Here’s how Sec. LaHood introduces these policy revisions:
Today, I want to announce a sea change. People across America who value bicycling should have a voice when it comes to transportation planning. This is the end of favoring motorized transportation at the expense of non-motorized.
We are integrating the needs of bicyclists in federally-funded road projects. We are discouraging transportation investments that negatively affect cyclists and pedestrians. And we are encouraging investments that go beyond the minimum requirements and provide facilities for bicyclists and pedestrians of all ages and abilities.
And here are Sec. LaHood’s “key recommendations for state DOTs and communities”:
* Treat walking and bicycling as equals with other transportation modes.
* Ensure convenient access for people of all ages and abilities.
* Go beyond minimum design standards.
* Collect data on walking and biking trips.
* Set a mode share target for walking and bicycling.
* Protect sidewalks and shared-use paths the same way roadways are protected (for example, snow removal)
* Improve nonmotorized facilities during maintenance projects.
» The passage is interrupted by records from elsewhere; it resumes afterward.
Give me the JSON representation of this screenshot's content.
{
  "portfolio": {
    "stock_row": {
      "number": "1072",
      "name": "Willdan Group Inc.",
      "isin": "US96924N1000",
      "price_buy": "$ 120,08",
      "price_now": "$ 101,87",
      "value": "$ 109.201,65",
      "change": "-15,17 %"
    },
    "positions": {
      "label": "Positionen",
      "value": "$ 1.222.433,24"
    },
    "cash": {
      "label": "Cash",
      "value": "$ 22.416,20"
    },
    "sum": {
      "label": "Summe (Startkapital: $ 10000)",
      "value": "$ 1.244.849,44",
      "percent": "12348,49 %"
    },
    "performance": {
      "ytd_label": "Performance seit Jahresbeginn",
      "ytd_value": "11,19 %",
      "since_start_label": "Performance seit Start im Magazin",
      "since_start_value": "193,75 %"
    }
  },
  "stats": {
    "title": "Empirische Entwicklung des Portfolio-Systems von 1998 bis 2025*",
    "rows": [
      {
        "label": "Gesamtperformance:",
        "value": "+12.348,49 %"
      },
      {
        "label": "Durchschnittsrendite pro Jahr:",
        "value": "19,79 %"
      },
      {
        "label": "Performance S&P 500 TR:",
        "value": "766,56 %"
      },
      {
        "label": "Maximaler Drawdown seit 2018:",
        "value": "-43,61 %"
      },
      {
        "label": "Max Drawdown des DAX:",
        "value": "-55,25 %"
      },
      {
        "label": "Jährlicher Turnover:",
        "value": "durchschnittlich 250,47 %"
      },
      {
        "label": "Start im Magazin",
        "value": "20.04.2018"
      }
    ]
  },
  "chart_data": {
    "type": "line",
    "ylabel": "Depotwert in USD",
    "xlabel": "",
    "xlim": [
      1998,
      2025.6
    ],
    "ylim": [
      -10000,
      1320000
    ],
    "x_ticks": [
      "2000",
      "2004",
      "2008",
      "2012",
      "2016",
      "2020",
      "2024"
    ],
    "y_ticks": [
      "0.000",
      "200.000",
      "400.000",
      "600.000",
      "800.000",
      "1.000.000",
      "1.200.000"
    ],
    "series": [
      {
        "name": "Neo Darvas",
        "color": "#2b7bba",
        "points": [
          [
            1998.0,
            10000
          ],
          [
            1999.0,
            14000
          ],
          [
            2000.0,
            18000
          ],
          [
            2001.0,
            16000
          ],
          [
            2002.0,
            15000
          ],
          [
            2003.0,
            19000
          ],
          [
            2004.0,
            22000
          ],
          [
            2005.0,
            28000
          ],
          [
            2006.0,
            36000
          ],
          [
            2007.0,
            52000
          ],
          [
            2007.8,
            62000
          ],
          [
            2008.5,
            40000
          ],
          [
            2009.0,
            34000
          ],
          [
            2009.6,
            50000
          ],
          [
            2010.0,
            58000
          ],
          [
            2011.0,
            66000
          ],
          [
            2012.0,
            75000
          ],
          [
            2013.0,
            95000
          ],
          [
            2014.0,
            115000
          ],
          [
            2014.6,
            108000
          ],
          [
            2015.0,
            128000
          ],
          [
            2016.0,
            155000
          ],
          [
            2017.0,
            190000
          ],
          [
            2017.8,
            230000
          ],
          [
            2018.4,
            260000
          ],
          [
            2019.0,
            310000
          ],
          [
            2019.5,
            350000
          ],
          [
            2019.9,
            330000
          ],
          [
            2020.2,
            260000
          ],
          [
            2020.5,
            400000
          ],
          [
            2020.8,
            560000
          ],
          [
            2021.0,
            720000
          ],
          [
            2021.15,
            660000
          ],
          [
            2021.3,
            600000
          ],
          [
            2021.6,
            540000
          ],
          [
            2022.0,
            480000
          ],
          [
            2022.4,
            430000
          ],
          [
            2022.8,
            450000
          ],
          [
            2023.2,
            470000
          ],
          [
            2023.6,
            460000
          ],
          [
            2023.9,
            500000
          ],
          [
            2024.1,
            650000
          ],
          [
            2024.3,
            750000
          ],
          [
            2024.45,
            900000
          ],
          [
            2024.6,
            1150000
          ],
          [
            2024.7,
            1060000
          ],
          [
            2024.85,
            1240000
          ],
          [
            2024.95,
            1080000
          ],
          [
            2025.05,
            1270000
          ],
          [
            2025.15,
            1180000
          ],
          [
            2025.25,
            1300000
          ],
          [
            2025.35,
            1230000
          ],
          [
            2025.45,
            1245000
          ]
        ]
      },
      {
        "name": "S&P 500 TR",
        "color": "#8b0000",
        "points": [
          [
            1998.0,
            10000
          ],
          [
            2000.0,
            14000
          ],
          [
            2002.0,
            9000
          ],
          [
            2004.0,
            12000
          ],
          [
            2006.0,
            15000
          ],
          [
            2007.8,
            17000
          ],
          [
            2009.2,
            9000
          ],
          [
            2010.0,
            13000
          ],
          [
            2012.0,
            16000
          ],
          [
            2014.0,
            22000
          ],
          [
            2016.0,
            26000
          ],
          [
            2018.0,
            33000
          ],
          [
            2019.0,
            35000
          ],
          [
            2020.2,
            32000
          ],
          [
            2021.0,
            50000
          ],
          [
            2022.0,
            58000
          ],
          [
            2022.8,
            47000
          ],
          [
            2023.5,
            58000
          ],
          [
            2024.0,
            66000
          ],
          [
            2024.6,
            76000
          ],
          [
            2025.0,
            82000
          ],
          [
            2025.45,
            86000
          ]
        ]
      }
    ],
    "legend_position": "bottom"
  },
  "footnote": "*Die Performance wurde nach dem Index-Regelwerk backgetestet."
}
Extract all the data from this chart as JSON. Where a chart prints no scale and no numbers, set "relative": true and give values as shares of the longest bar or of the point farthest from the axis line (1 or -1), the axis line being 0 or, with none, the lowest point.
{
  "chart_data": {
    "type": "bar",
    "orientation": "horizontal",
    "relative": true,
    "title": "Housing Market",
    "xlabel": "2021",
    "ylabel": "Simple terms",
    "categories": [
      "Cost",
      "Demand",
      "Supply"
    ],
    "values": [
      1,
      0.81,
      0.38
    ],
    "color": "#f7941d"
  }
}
The official document behind Sec. LaHood’s recommendations has just been posted online and is titled, United States Department of Transportation Policy Statement on Bicycle and Pedestrian Accommodation Regulations and Recommendations. The purpose of the memo is to officially amend the United States Code and the Code of Federal Regulations.
The summary of the revised policy statement, which hasn’t been updated in almost a decade, states:
“The new policy statement indicates the Department’s strong commitment to accommodating bicyclists and pedestrians as an integral part of the transportation system by: Ensuring that the accommodation of walking and biking is addressed throughout the planning process.”
About the new policy languange, Sec. LaHood says, “This is a start, but it’s an important start,” and he adds that, “These initial steps forward will help us move forward even further.”